Using debug options in compilation

optf90 = -g -traceback -check all -fpe0 
optf77 = -g -traceback -check all -fpe0 

showed that in the pcg.f90 subroutine there was a division by 0 in subroutine

subroutine solve_sparse_hashm_pcg 

a subroutine that worked perfectly for many many years. In this line:

alpha=tau/dot_product(p,w)

it turned out that w (a vector) had all values of 0. However, this vector is computed as

w=mult(a,p)

where a is a sparse hash matrix as described in the course notes. This mult is carried out in file fspak90.f90 (which can be downloaded here). If a has elements and p has elements, how come that their product is 0? The reason is that a , which is basically a three-column array, contains  lots of lines: actually, 2147483648 elements. It turns out that this is beyond the highest integer in fortran, which is 2147483647. In order to store very large matrices, the hash structure uses "bigger" integers(i8) (8 bytes) up to a MUCH larger value. So, when a hash matrix arrives with its integer(i8) to the naif mult subroutine with its "normal" integers, there is a conversion problem - and the result is 0.

Fixing the problem is as simple as changing
integer::j
into
integer(i8)::j

and the program now works perfectly...

   

Wednesday, June 28, 2017

The Breeding Value of Harry Potter

Here you have a description of the Wizard trait in Harry Potter world:



So, the trait "wizard" is conferred by a recessive locus with alleles W and M. What is the breeding value of Harry Potter?

Let "wizard" be scored as 1 and "Muggle" as 0.
The different genotypes have a value, in a classical "Falconerian" setting, of

WW     WM      MM
a       d      -a
0.5   -0.5   -0.5

so that $a=0.5$, $d=-0.5.$ The substitution effect of W is $\alpha=a+(q-p)d$ , the question is, what is the allelic frequency of W?

If the number of wizards is 1% of the population, then $p^2=0.01$ and $\alpha=0.5+(0.9-0.1)(-0.5)=0.1$.

The breeding value of Harry Potter is $2 \alpha= 0.2$.


The allelic frequency can actually be worked out from here: "According to Rowling, the average Hogwarts annual intake for Muggle-borns is 25%" we can work out the frequency of the allele p.

The bulk of these Muggle-borns come from couples WM x WM, of which there is a frequency $4 p^2 q^2$. These couples produce a wizard WW out of every 4 kids, so the frequency of WW born from Muggle-borns is $p^2 q^2.$ The wizard couples WW x WW are $p^4$ of the population, and every kid is wizard WW too.
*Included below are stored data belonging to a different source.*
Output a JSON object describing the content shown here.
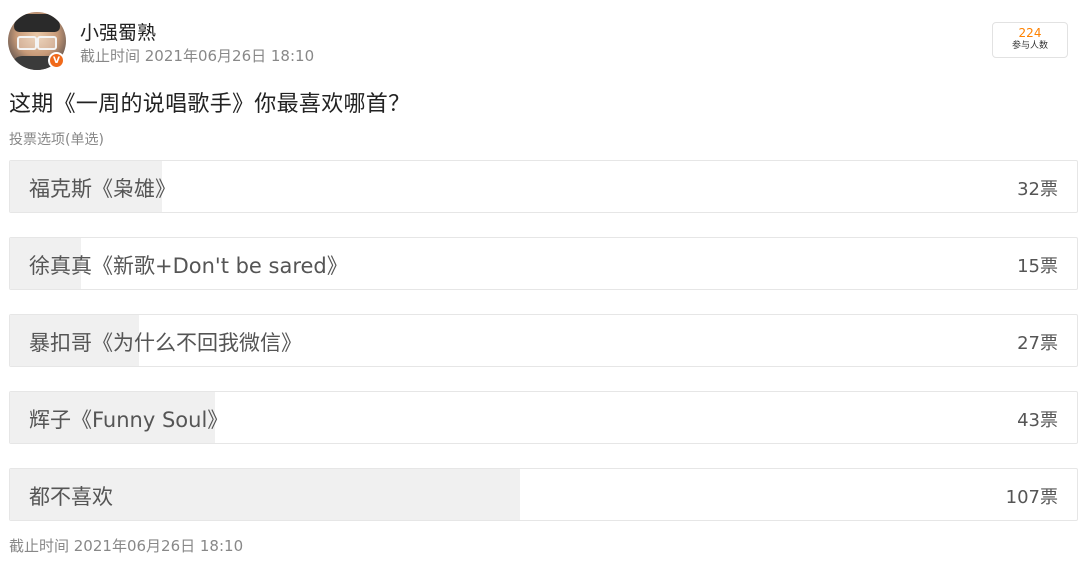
{
  "user": {
    "name": "小强蜀熟",
    "time": "截止时间 2021年06月26日 18:10",
    "verified_badge": "V"
  },
  "participants": {
    "count": "224",
    "label": "参与人数"
  },
  "poll": {
    "question": "这期《一周的说唱歌手》你最喜欢哪首？",
    "type_label": "投票选项(单选)",
    "options": [
      {
        "label": "福克斯《枭雄》",
        "votes": "32票",
        "value": 32
      },
      {
        "label": "徐真真《新歌+Don't be sared》",
        "votes": "15票",
        "value": 15
      },
      {
        "label": "暴扣哥《为什么不回我微信》",
        "votes": "27票",
        "value": 27
      },
      {
        "label": "辉子《Funny Soul》",
        "votes": "43票",
        "value": 43
      },
      {
        "label": "都不喜欢",
        "votes": "107票",
        "value": 107
      }
    ],
    "total": 224
  },
  "footer": {
    "deadline": "截止时间 2021年06月26日 18:10"
  },
  "colors": {
    "accent": "#ff8200",
    "verified": "#f06a1b",
    "fill": "#f0f0f0"
  }
}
So they represent p^4 .  Then we have that

$$\frac{p^2 q^2}{p^2 q^2 + p^4} =\frac{1}{4}$$

This gives a quadratic equation but it has not solutions in the range $0<p<1$. This is because, if being wizard is rare, by far most wizards come from "Muggle" couples. If the pure wizards are 1% of the population and $p=0.1$, then wizards from Muggle couples WM x WM are 80-fold more than from Wizard WW x WW couples. Should we conclude that most wizards do not go to Rowlands?